Han terminado los carnavales. Ha terminado el tiempo de disfrazarnos, de pintarnos la cara y ponernos caretas que disimulen nuestra personalidad; y de mostrarnos, tal y como somos; pues ante Dios, no nos sirven las máscaras.
HA COMENZADO LA CUARESMA. Tiempo de gracia y de conversión. Tiempo de volvernos hacia Dios. Tiempo de mirar hacia dentro de nosotros mismos y revisar a la luz del evangelio nuestra vida.
Es, pues, el tiempo de ir al desierto interior. El momento de examinarnos seriamente a nosotros mismos para ver cuales son los lastres que en nuestro interior nos impiden avanzar por el camino que lleva hacia Cristo; pues la Cuaresma, en definitiva, no tiene sentido si no la consideramos como lo que es en realidad: el tiempo de preparación para la Pascua, la Fiesta de las fiestas.
Pero si en Pascua celebramos que Cristo pasa de la muerte a la vida; nosotros también necesitamos morir para resucitar. Morir al pecado para resucitar a una vida nueva de hijos de Dios.
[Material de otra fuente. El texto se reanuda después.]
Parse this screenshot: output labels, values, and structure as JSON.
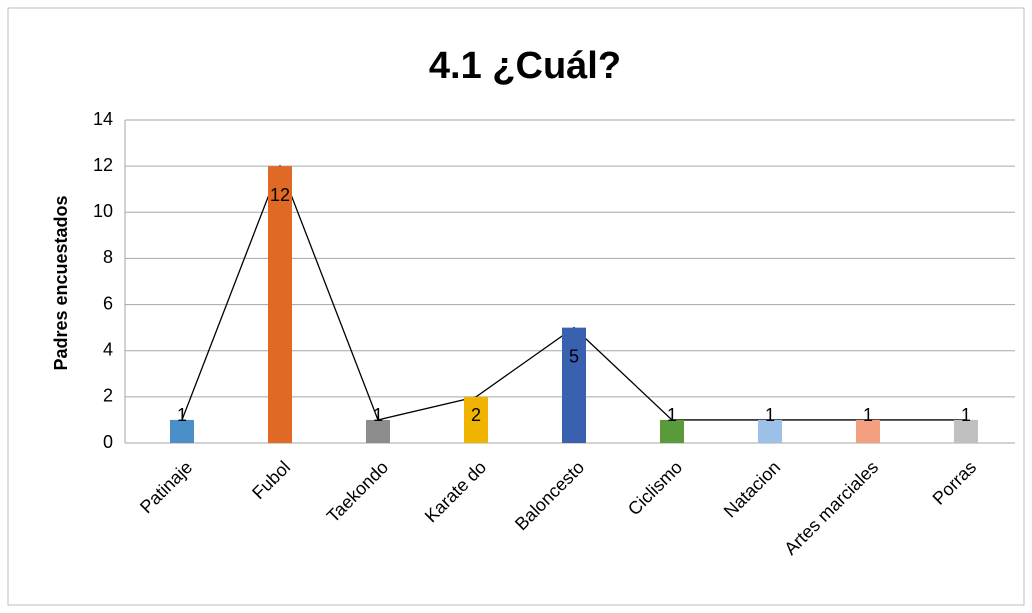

Es cierto que esto es tarea difícil, es más, es una tarea de toda la vida; sin embargo, la Iglesia nos concede estos cuarenta días para que de un modo especial busquemos en nuestro corazón la morralla que nos estorba y ensucia nuestro corazón, para que una vez encontrada, la arrojemos al fuego para que quede reducida a cenizas, y de ella saquemos la luz que ilumine nuestra vida. Eso es lo que quedará representado en la hoguera de la Vigilia Pascual, el punto culminante de estos 90 días que componen el ciclo de Cuaresma y Pascua, en el cual representamos y arrojamos nuestra vida pasada de pecado para que arda en el fuego de la misericordia de Dios; y de ese fuego, de esa destrucción de lo viejo, encender el cirio Pascual, signo de Cristo resucitado y de nuestro renacer a Él.
Por eso, a lo largo de estos cuarenta días, tendremos tres medios para interiorizar en medio de nosotros, que no podemos separar uno de otro:
El ayuno, que nos ayudará a despojarnos de aquellas cosas que no nos sirven; de aquello que en nuestra vida no nos es necesario y de lo que hemos hecho una total dependencia.
La limosna, puesto que prescindir de algo innecesario para nosotros, no ha de ser un acto egoísta de acumulamiento; sino que tiene que ayudarnos a ser generosos y compartir nuestros bienes con los demás.
La oración, ya que por nuestras propias fuerzas, no podemos hacer absolutamente nada; pues dependemos, aunque nos cueste reconocerlo y admitirlo, dependemos totalmente de Dios; y necesitamos estar unidos a Él para seguir adelante este camino y con fruto.
Y, como no, a lo largo de este tiempo contaremos también con la ayuda de Santa María, la mujer nueva que nos llama a la conversión. La única “voz de mando” que da en el evangelio, es “Haced lo que Él os diga”. Cojámonos de su mano para avanzar en este camino hacia la Pascua, porque lo nuevo, acaba de comenzar.